Macron is not a president averse to doing business with whoever opens their cheque book. He was the first Western leader to welcome Mohammed bin Salman back into the fold, after his brief spell on the naughty step for allegedly ordering the murder and dismemberment of a dissident journalist. Just last week he proudly announced a €10 billion (£8.6 billion) trade deal with the Hamas-friendly state of Qatar, mere months after the terrorist organisation had murdered 42 French citizens in Israel. So why should selling the country’s military soul be a problem?

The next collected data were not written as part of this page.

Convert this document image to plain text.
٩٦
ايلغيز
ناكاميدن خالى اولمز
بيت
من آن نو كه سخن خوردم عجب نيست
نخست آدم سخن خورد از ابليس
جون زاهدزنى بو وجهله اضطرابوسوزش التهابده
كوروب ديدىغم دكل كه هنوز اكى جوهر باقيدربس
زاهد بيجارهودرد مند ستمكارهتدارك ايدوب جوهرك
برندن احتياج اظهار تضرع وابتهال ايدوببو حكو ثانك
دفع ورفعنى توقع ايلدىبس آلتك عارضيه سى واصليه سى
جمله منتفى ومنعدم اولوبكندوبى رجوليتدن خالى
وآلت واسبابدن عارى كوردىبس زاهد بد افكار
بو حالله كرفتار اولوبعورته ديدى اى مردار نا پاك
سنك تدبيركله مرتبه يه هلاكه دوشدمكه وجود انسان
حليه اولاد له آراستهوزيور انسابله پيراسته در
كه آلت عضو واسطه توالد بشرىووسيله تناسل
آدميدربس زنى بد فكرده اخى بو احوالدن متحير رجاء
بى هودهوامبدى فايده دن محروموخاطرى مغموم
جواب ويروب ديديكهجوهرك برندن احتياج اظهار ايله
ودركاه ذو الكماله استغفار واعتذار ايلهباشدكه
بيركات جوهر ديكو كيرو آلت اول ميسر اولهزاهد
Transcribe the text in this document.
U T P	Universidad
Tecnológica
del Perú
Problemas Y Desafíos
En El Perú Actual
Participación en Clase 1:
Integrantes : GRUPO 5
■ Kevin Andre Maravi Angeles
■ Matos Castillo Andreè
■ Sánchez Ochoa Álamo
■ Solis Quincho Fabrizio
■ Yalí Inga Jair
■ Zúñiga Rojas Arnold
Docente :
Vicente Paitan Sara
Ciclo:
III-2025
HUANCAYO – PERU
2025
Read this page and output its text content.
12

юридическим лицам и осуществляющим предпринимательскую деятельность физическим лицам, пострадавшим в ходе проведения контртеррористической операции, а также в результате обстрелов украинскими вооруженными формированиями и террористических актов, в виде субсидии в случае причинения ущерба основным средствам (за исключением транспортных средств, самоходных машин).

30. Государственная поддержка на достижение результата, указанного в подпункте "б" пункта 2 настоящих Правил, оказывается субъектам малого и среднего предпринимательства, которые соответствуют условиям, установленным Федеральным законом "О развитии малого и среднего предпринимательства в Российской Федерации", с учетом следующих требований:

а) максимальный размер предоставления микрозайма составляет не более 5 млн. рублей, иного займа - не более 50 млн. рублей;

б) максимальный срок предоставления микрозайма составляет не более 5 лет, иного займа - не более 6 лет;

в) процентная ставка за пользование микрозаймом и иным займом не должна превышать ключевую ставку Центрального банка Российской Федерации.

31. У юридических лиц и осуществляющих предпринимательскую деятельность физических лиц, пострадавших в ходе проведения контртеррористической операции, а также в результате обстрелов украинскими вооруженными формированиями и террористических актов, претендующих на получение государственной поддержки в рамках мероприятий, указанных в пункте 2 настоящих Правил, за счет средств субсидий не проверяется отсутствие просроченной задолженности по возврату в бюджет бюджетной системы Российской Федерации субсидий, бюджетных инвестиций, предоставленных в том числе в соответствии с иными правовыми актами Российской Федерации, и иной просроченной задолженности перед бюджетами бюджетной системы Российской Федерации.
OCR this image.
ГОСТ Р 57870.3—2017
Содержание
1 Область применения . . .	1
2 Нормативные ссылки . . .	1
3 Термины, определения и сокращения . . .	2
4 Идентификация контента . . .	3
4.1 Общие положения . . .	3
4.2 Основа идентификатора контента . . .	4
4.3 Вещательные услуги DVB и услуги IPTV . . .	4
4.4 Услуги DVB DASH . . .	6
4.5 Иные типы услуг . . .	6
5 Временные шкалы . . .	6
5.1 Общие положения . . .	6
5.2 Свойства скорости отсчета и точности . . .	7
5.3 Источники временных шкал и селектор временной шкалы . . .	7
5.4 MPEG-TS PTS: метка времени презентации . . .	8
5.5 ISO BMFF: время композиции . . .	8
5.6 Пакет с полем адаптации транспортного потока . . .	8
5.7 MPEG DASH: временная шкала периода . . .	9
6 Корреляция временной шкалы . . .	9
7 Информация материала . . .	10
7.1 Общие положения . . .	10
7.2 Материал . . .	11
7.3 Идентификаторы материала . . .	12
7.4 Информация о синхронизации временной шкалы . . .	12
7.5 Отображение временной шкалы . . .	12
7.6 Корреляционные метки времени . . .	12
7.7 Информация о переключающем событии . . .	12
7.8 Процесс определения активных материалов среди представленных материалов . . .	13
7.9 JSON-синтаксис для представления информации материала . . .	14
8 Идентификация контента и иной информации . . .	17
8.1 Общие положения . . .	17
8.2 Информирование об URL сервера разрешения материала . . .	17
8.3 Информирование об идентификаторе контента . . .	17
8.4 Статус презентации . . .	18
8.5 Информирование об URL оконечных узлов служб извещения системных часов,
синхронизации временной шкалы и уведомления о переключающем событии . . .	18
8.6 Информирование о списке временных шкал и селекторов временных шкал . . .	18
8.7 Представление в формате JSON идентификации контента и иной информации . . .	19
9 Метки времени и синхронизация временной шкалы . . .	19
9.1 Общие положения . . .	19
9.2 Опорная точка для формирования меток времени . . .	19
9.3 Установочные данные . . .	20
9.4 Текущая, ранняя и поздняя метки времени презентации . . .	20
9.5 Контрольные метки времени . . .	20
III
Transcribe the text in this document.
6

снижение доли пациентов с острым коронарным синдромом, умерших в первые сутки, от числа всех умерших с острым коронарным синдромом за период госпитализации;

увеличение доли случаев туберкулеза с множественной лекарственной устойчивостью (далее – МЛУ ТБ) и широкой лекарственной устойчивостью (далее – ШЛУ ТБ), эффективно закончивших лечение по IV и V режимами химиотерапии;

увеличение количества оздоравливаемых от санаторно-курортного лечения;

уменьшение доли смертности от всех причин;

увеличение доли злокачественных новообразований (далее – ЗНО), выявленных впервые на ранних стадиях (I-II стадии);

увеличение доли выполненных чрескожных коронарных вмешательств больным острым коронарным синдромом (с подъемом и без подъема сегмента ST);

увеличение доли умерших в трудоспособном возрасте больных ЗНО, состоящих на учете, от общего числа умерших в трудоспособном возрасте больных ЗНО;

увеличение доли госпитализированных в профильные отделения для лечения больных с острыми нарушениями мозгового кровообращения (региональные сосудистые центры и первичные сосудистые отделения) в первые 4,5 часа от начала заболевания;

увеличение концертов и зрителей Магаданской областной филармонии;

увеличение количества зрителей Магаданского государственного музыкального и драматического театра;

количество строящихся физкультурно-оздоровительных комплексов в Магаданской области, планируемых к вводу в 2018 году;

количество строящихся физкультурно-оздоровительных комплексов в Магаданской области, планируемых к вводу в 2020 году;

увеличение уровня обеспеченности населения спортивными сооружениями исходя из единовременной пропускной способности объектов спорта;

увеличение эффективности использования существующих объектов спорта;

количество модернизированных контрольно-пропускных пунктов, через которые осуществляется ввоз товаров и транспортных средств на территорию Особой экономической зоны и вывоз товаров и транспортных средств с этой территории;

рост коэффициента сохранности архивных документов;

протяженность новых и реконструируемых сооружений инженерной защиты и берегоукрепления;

The news has enraged the centre-right Republican party, which likes to think of itself as the party of the military top brass. They’ve pointed out that were the Saudis permitted to turn the Invalides into a base camp, the hullabaloo would likely have a deleterious effect on its residents, some of whom are undergoing rehabilitation for injuries sustained in the service of their country.

Patricia Mirallès, the Secretary of State for Veterans, was asked about the story in parliament last week and her vague response suggested this was a matter being decided at the very top. ‘I’m going to try to answer on the basis of what I know…information that we have been able to obtain,’ she said. ‘Today, nothing is concrete, nothing has been done.’

In response, Republican MP Nathalie Serre accused the government of putting the ‘values of the Republic’ up for sale. The fact it was the Saudis made it even more repugnant. ‘Saudi Arabia poses a specific problem in terms of respect for human rights,’ said Serre. ‘But if it had been a Danish or Canadian village, the problem would have been the same.’

‘Values’ have been a recurring theme of Macron’s presidency, a word he often bandies about in his speeches. In one address in 2020 he declared that ‘the Republic begins long before the Republic itself, because its values are rooted in our history’. Evidently those roots aren’t too deep to rip up if the price is right.